Journal of Policy Analysis and Management, forthcoming

Abstract:
In February 2005, Illinois became the first U.S. state to grant home-based child care providers (HBCPs) the right to form a labor union in order to bargain collectively with the state government. This policy inspired similar efforts across the country and represents a potentially important direction for child care policy. To date, the implications of labor unions for the cost, type, and availability of subsidized child care have not been evaluated empirically.

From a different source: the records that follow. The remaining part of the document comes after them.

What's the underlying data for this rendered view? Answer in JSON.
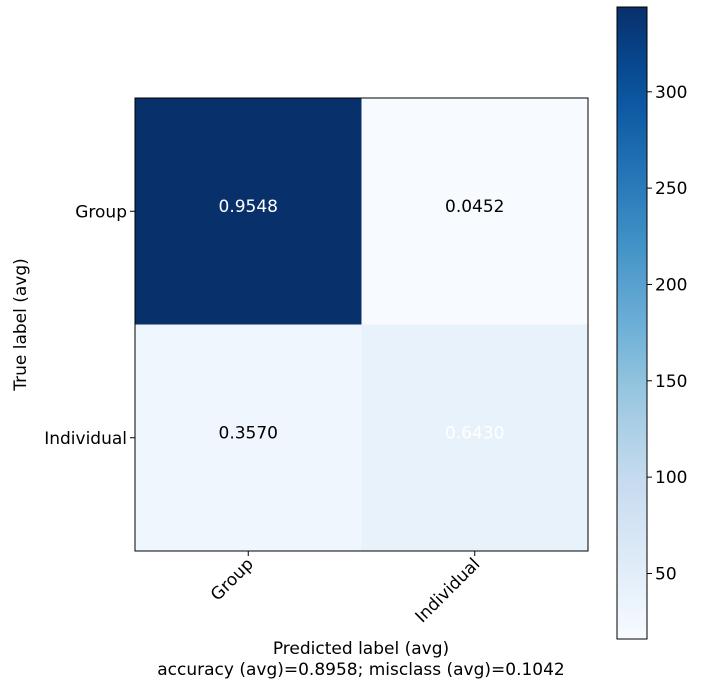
{
  "chart_data": {
    "type": "heatmap",
    "title": "",
    "xlabel": "Predicted label (avg)",
    "ylabel": "True label (avg)",
    "footer": "accuracy (avg)=0.8958; misclass (avg)=0.1042",
    "x_categories": [
      "Group",
      "Individual"
    ],
    "y_categories": [
      "Group",
      "Individual"
    ],
    "values": [
      [
        0.9548,
        0.0452
      ],
      [
        0.357,
        0.643
      ]
    ],
    "cell_labels": [
      [
        "0.9548",
        "0.0452"
      ],
      [
        "0.3570",
        "0.6430"
      ]
    ],
    "color_counts": [
      [
        344,
        16
      ],
      [
        28,
        40
      ]
    ],
    "colormap": "Blues",
    "colorbar": {
      "range": [
        16,
        344
      ],
      "ticks": [
        50,
        100,
        150,
        200,
        250,
        300
      ],
      "tick_labels": [
        "50",
        "100",
        "150",
        "200",
        "250",
        "300"
      ],
      "placement": "right"
    },
    "x_tick_rotation_deg": 45,
    "cell_label_colors": [
      [
        "#ffffff",
        "#000000"
      ],
      [
        "#000000",
        "#ffffff"
      ]
    ],
    "grid": false
  }
}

In this study, we examine the impact of granting Illinois HBCPs the right to form a labor union on (a) the type of child care (licensed vs. license-exempt/home-based vs. center-based) used by subsidy-receiving Illinois infants and toddlers; (b) the per-child cost of subsidized child care for infants and toddlers; and (c) the percentage of Illinois infants and toddlers who use child care subsidies. To conduct these analyses, we combine data from the Current Population Survey with Child Care and Development Fund administrative records on U.S. infants and toddlers whose families received child care subsidies during the period from 2002 to 2008. We use both a traditional difference-in-differences as well as a comparative case study with a "synthetic" control group approach. The synthetic control group approach improves on traditional comparative case studies by providing a transparent, empirical approach for constructing the counterfactual, documenting comparison units' contribution to the synthetically created control group and detailing the degree to which the synthetic control group is, or is not, similar to the treated unit on preintervention measures of the outcome as well as on other selected characteristics. We find that subsidy-receiving Illinois infants and toddlers spent an average of between 6.4 and 7 percentage points more hours in licensed care settings, as compared to license-exempt settings, in the three years following child care unionization. We also find that between 0.7 and 1.1 percentage points fewer Illinois infants and toddlers used child care subsidies following unionization.